After that I did something very silly indeed. I was playing darts with some friends in a pub owned by the parents of one of them. As I was 17 at the time, I was on soft drinks (because I'm a good girl... honest...) but they were all of an age that they could drink. One of them was fairly well gone and was making comments about my rubbish dart playing and decided to give me a hand... Well, a foot... Placed neatly on my behind, and a swift shove as I was about to throw a dart. I went down like a sack of whatever, and apparently, according to one of my friends, there was a very loud *CRACK* as I hit the floor. I think I was too busy being in pain to notice. One of them rang my mum who came to get me, and she decided that I needed to go to hospital. An ambulance was fetched and I got bundled off for more x-rays (I'm really surprised I don't glow in the dark now).
The result of the x-ray was that I had dislocated my fibula, the bone that runs from your outside ankle to the outside of your knee on my right leg. I'd popped the top out and it was bulging nicely out the side of my leg. "But you can't do that... You're supposed to break it before the top will pop out..."
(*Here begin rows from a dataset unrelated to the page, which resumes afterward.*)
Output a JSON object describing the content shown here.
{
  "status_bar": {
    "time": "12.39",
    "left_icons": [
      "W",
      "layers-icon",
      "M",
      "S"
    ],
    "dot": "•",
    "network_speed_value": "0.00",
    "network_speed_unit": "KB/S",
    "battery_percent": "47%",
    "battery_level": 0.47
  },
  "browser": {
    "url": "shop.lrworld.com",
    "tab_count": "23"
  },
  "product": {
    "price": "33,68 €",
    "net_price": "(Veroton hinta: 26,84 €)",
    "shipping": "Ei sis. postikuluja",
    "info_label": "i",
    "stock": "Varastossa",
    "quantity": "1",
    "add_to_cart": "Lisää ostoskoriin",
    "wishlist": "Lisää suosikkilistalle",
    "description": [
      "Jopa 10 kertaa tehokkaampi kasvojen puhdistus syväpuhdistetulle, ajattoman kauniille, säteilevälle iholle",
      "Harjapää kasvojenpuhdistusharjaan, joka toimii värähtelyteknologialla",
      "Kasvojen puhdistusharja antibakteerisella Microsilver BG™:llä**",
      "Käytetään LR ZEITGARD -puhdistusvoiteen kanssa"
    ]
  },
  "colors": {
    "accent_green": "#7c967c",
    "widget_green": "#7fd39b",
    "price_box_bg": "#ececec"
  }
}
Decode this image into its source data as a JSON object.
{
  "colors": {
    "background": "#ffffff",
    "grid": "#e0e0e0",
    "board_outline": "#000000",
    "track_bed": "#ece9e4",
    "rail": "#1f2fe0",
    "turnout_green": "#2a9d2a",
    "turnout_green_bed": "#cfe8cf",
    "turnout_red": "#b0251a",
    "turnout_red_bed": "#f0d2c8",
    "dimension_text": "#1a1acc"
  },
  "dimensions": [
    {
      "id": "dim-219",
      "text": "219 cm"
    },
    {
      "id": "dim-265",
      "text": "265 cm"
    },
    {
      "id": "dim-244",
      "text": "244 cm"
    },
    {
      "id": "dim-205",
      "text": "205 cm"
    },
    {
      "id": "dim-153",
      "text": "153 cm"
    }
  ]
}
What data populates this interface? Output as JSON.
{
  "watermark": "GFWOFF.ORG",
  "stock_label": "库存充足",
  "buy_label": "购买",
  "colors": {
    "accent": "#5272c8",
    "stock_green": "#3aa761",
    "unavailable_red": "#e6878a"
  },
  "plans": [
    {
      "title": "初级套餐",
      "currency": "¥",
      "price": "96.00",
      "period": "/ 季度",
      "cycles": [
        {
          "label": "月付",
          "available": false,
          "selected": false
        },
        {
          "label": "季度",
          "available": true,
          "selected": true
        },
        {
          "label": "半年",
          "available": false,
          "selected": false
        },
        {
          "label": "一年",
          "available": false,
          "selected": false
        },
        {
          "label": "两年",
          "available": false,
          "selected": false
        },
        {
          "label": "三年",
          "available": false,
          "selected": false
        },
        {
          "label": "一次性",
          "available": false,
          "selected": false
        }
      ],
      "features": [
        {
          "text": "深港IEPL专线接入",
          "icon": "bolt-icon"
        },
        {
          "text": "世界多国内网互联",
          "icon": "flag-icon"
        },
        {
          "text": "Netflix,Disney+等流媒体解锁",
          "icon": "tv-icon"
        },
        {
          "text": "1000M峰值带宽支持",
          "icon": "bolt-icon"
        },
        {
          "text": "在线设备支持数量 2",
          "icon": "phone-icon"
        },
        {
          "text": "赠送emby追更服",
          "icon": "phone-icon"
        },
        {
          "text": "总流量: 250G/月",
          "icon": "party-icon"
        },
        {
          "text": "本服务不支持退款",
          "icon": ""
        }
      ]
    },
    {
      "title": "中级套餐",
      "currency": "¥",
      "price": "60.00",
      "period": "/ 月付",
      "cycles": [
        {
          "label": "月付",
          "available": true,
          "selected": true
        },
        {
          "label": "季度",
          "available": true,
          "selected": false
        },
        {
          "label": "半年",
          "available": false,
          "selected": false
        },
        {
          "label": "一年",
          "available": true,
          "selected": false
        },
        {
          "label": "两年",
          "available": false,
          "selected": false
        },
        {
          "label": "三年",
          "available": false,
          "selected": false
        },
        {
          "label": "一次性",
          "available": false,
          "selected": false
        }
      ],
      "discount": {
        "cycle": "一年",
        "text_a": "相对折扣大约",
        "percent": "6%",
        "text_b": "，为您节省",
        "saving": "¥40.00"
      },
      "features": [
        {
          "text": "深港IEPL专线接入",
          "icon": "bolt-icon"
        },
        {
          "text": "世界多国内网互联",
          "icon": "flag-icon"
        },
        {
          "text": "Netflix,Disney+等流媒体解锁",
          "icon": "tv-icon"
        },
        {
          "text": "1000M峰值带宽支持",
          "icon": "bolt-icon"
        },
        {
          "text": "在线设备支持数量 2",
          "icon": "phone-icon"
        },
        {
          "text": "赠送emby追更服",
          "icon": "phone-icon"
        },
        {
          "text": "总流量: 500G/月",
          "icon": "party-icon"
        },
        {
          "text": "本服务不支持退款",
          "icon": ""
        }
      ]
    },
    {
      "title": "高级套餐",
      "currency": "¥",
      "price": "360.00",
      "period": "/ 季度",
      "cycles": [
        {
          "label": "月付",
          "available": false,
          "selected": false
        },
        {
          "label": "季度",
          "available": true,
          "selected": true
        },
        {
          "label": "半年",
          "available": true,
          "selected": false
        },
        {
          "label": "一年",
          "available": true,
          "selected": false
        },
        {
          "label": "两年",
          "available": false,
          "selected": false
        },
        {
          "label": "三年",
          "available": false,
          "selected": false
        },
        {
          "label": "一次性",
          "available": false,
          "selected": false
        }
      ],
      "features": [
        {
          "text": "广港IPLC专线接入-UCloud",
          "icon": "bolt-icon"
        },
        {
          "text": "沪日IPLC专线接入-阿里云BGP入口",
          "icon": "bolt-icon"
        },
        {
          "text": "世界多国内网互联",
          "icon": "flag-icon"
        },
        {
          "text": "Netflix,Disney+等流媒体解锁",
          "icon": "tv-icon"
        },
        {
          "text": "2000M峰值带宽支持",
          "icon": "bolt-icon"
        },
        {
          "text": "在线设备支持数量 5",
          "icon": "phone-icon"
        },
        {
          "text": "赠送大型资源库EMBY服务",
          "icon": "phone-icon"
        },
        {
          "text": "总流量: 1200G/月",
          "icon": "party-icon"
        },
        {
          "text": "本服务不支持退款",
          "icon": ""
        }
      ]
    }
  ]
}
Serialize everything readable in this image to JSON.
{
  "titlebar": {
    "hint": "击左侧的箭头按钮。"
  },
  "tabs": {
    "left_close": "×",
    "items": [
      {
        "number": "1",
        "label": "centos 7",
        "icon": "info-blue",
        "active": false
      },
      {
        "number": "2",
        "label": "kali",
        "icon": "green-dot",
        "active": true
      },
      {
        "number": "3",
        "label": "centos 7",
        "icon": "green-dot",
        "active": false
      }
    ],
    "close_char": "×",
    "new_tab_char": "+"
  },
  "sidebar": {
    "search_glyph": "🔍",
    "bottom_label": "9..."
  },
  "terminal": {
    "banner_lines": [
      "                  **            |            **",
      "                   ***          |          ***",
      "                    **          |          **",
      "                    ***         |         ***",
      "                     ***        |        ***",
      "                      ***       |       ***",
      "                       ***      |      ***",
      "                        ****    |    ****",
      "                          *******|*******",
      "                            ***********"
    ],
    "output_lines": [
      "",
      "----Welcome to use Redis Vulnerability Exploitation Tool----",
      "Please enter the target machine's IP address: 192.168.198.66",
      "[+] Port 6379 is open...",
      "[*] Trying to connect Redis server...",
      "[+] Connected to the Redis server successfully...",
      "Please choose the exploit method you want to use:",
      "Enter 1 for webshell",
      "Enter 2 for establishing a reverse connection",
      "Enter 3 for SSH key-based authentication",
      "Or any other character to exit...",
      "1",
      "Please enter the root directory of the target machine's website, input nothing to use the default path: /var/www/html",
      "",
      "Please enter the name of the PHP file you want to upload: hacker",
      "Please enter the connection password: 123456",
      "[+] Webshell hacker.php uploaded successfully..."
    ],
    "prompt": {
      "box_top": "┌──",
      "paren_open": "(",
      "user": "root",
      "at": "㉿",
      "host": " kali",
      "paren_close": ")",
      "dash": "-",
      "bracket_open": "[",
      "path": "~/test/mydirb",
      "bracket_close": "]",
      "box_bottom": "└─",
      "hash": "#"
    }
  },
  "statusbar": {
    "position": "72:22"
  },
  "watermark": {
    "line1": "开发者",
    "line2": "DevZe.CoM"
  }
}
Comforting words... really... But at least it wasn't broken. They decided to keep me in and send me to the hospital on the mainland to get it put back again the next day (did I mention I used to live on a Scottish island? It's a great place to grow up as a kid. So safe...). Everyone was still puzzled as to how I could have done it without breaking it, and lots of people did the double-take when I said I'd done it playing darts. It's a dangerous sport you know, darts... It should have a warning attached: "Danger: You can dislocate things you can't dislocate if you play darts with drunk people".
So there's me, stuck in hospital again, my leg all bandaged to stop me moving it about, waiting to go over to Inverclyde hospital and dying to go to the loo. I was supposed to ring for a nurse to take me, but I was damned if I was having someone watching me as I went for a wee. I could still put a little weight on my right toe, despite the achy-pain that the painkillers had dulled it to, so I hop/limped to the toilet and did what I had to. The pain was very dull when I was sat down, and I kind of forgot about it when I stood up, pulled my knickers up and twisted round to flush the toilet...
*CRACK* OWWWWWWWWW *pull cord to fetch nurse* (stop laughing!)
I'd only gone and twisted the bloody thing back into place... Nearly... But we didn't know that at the time. They sent me up to Inverclyde the next day anyway, and they x-rayed me and said there was nothing wrong with my leg. They had the old x-rays to compare it with anyway, and there was at least some proof that I'd done it, so they shoved my leg in a fibreglass cast. Lovely. It went all the way from ankle to the top of my thigh and it was the middle of Summer. Worse still, I was due to go on a school exchange trip to Germany with the school band. I went anyway and quietly ignored the fact that I was supposed to be using crutches. They just slowed me down...
Just after I had that, I noticed a mole on my left leg (not the one I'd had a cast on) was bleeding a bit. Bearing in mind that this was before it hit the headlines, I thought nothing of it. Mum kept puting plasters on it, something she and I are both horrified at now, knowing what we do after the fact. Eventually it got so bad that a trouser leg brushing over it would make it bleed and I was sent to the doctor. He said "Oh, yes. Its' nothing to worry about, but if it's bothering you, I'll get our surgeon to remove it."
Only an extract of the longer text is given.